I 7 punti di John Caples per fare pubblicità per vendere + 5 esempi di pubblicità inutile

Da un antico manoscritto riesumato dalla scrivania di un pubblicitario dei primi del ‘900, ecco cosa si può riutilizzare oggi di quei “polverosi” consigli

Estrapolati dal diario NON segreto (per molti creativi è più che altro un mistero) di un pubblicitario americano del ‘900 i sette punti indispensabili per fare advertising diretto

A fare pubblicità creativa sono bravi tutti, non ci vogliono grandi capacità professionali o specializzazioni particolari.

Bastano quei quattro corsi di comunicazione che ti fanno fare all’università e un po’ di fervida immaginazione per diventare pubblicitari creativi.

Per l’advertising diretto invece devi farti un culo così.

Con la formazione vendita, con il copywriting, con lo studio delle tecniche, con i test, spendendo soldi in corsi e soprattutto scendendo sul campo ogni giorno.

A fare pubblicità che vende ci vogliono i denti da squalo

La differenza, per farti capire, è la stessa che passa tra un venditore che fattura cifre a cinque e sei zeri, e uno che a fine giornata non mette assieme il pranzo con la cena.

Oggi è ancora più difficile di qualche anno fa perché c’è molta distrazione.

Non solo del consumatore, ma anche del pubblicitario stesso che si è distratto dal suo obiettivo primario che è vendere, dando più retta alle voci delle sirene della creatività.

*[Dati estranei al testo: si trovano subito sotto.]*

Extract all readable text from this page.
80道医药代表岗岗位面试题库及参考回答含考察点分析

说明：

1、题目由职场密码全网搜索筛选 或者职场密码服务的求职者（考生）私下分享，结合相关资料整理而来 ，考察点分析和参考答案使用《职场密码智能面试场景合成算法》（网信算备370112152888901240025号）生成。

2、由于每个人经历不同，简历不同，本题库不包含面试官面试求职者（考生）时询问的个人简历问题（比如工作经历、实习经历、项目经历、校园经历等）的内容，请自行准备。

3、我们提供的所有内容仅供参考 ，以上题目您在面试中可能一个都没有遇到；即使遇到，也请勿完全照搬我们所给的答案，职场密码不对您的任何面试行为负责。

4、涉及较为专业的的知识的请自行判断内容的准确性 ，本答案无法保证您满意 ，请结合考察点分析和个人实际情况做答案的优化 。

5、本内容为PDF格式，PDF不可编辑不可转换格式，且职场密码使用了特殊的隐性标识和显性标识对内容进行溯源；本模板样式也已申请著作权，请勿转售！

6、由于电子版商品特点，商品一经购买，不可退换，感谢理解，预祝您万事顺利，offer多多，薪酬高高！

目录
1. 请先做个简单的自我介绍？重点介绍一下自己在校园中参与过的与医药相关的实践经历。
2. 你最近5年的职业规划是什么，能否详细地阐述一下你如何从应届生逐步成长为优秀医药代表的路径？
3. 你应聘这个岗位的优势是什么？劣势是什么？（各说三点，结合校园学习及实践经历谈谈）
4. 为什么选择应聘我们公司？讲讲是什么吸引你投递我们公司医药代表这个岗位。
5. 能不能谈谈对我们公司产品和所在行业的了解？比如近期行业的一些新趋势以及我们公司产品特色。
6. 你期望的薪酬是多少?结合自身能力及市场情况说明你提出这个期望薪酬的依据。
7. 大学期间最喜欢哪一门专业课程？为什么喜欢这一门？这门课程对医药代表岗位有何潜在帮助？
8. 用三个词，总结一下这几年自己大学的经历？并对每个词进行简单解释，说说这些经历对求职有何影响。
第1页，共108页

Eppure l’advertising diretto esiste da più di un secolo. Sei stupito?

Già, noi non ci siamo inventati niente.

Lo so che forse non lo hai mai sentito, ma in realtà prima di questa esplosione di slogan divertenti e senza senzo, la pubblicità si creava in modo quasi scientifico, seguendo delle vere e proprie regole.

E quindi ok, il mondo non è più quello di 5 anni fa, figurarsi di 100, ok il mercato è molto più segmentato, ok c’è molta più concorrenza, ok tutto.

E allora visto che ci sono tutti questi ostacoli in più, io sinceramente, di affidarmi alla coglionaggine di quattro artistoidi da strapazzo che pensano a sé stessi e al loro lavoro come a quello di una pop star e che pubblicamente fanno l’elemosina perché non sanno aggiungere valore al loro lavoro … ecco, con loro ho deciso di non confondermi.

Ti sembra tanto strano, dico io? Ti sembra che sia antipatico e cattivo?

Ti sembra strano che in tempi in cui giusto l’altro ieri gli imprenditori si stringevano le corde al collo o si lanciavano dal quarto piano del balcone di casa loro perchè non sapevano fare fronte alla crisi, io voglia dare un aiuto concreto a quelli che vogliono tornare a distinguersi sul mercato?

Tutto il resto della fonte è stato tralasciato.